April 24, 2011

BIRTHDAY TRIALS & APHORISMS

I took a step back from my strawberry birthday cake to admire the silly words I had written in blue squeeze icing.

For the record, I try to never toot my own horn OR decorate my own cake. But this year my birthday happened to fall on Easter, and in our family any holiday is an excuse for a party.

So, when I saw the misspelled word, I had to laugh.

Because, yes indeedy, birfdays can sometimes be a trial. But they are special days that are always worthy of celebration and acknowledgement.

And when all the cards have been re-read and all the guests have gone...it's always good to sit back with a big ol' piece of leftover cake and reflect on the many lessons life has beat into my hard, hard head.

Here's a few of my favorites; okay...more than a few. There are exactly 54, one for each of the more-than-a-few years of my life:


1. JesuslovesmethisIknow.

2. Never go to sleep with chewing gum in your mouth.

3. The only normal people are the ones you don't know very well ~ Alfred Adler

4. You will ALWAYS run into someone you know when you try to sneak into Walgreen’s wearing stained sweats and no makeup.

5. You should never roll down a hill in a cardboard barrel.

6. If you can’t dazzle them with brilliance, baffle them with bull ~ W.C. Fields

7. When a guy says ‘pull my finger’…don’t do it.

8. A deal's a deal.

9. Don’t cry over anything that can’t cry over you.

10. Time is relative.
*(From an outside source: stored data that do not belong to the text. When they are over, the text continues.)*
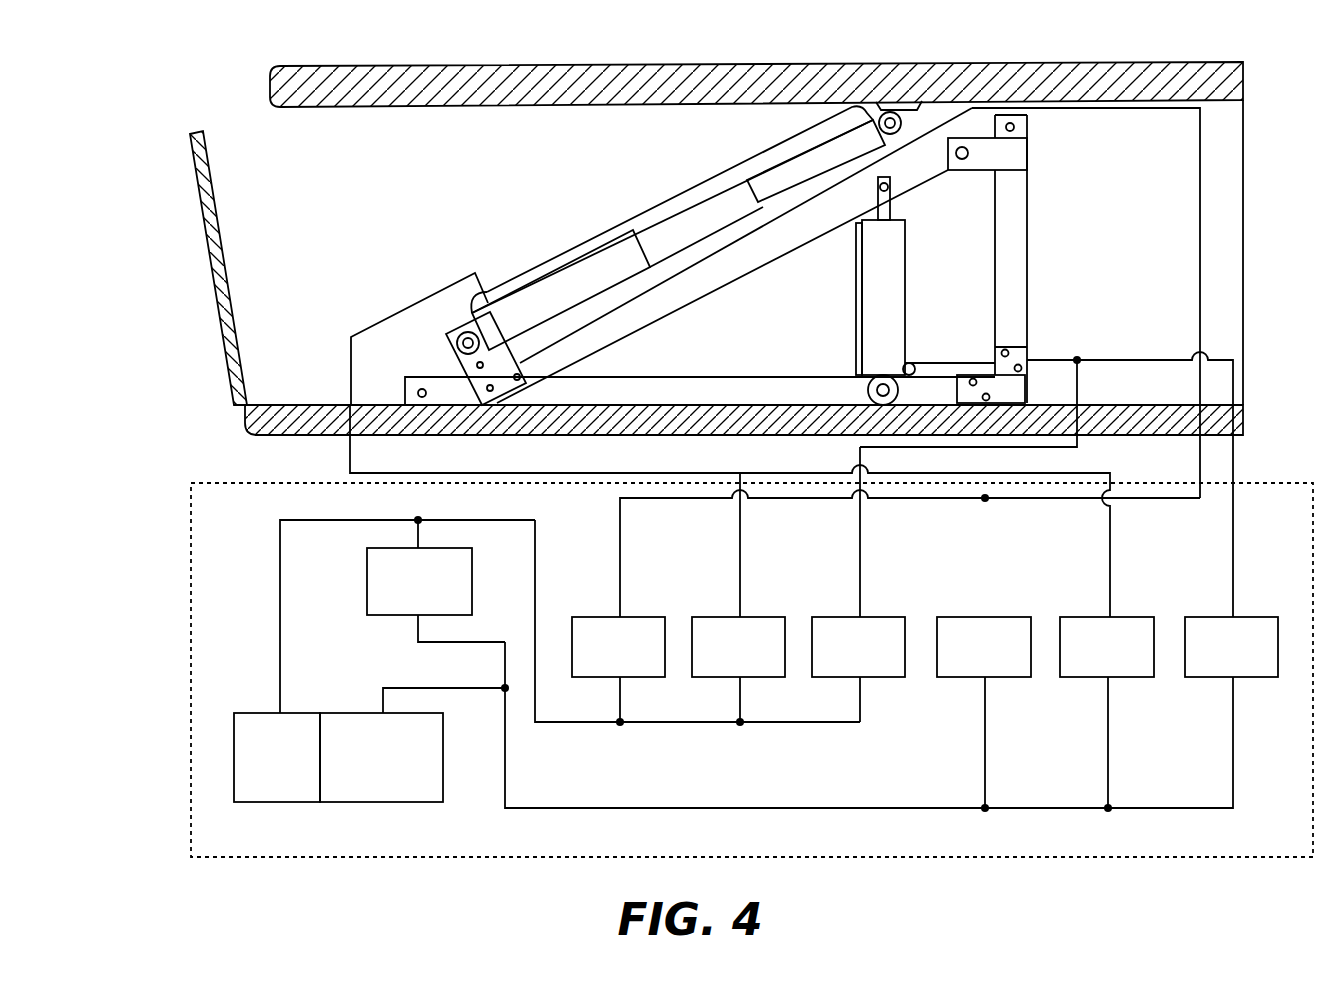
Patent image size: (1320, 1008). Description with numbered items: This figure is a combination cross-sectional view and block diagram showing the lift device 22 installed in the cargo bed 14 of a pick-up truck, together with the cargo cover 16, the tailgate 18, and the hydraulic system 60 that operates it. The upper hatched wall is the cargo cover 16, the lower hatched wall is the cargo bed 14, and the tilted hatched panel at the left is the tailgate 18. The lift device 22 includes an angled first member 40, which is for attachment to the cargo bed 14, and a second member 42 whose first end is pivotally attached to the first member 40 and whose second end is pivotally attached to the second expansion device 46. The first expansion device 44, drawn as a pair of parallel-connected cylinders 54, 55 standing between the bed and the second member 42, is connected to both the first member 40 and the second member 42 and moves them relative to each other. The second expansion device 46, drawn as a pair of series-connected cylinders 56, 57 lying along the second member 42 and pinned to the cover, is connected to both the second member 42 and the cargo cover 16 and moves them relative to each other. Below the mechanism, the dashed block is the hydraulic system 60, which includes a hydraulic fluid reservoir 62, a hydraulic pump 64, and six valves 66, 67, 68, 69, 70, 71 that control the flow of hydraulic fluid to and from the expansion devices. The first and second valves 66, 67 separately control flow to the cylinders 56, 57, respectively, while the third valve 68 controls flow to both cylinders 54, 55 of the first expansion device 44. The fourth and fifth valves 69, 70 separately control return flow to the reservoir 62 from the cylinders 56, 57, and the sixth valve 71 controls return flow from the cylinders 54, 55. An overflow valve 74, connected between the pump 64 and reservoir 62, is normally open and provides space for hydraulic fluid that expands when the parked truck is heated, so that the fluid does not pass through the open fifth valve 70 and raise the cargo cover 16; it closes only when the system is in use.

The cargo cover 16 is at (705, 66).
The tailgate 18 is at (207, 238).
The cargo bed 14 is at (330, 404).
The first lift device 22 is at (462, 209).
The second member 42 is at (688, 304).
The second expansion device 46 is at (686, 228).
The cylinder 57 is at (652, 268).
The cylinder 56 is at (772, 198).
The first expansion device 44 is at (884, 291).
The cylinder 55 is at (856, 262).
The cylinder 54 is at (857, 300).
The first member 40 is at (930, 375).
The hydraulic system 60 is at (747, 604).
The overflow valve 74 is at (474, 590).
The hydraulic pump 64 is at (276, 802).
The hydraulic fluid reservoir 62 is at (378, 802).
The first valve 66 is at (637, 617).
The second valve 67 is at (760, 617).
The third valve 68 is at (880, 617).
The fourth valve 69 is at (1006, 617).
The fifth valve 70 is at (1130, 617).
The sixth valve 71 is at (1254, 617).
Sleeping for five minutes after hitting the snooze button goes waaaay faster than sitting for five minutes in the gynecologist’s office with your feet in the stirrups.

11. If it has tires or testicles, you're going to have trouble with it ~ Linda Furney

12. Hell hath no fury like a mad Mama.

13. If you tell your husband you dented the car then flash your boobs, he won’t get nearly as upset.

14. You really are exactly as happy as you make your mind up to be.

15. It is possible to cram your way through grad school. But not
recommended.

16. Never try to explain the stains on your lab book to someone who has never taken Gross Anatomy.

17. People who were hurt as children need lots more hugs as adults.

18. You can imply a lot with a well-placed ellipsis…

19. Everything will be okay in the end. If it’s not okay, it’s not the end ~ Paolo Coelho

20. A mother’s love can’t heal everything.

21. You should never do aerobics in a push-up bra.

22. An hour spent in a hot bath with a good book can change your perspective.

23. Political Correctness is for pussies.

24. Never laugh at a naked man --- unless you’re absolutely SURE he’s trying to be funny.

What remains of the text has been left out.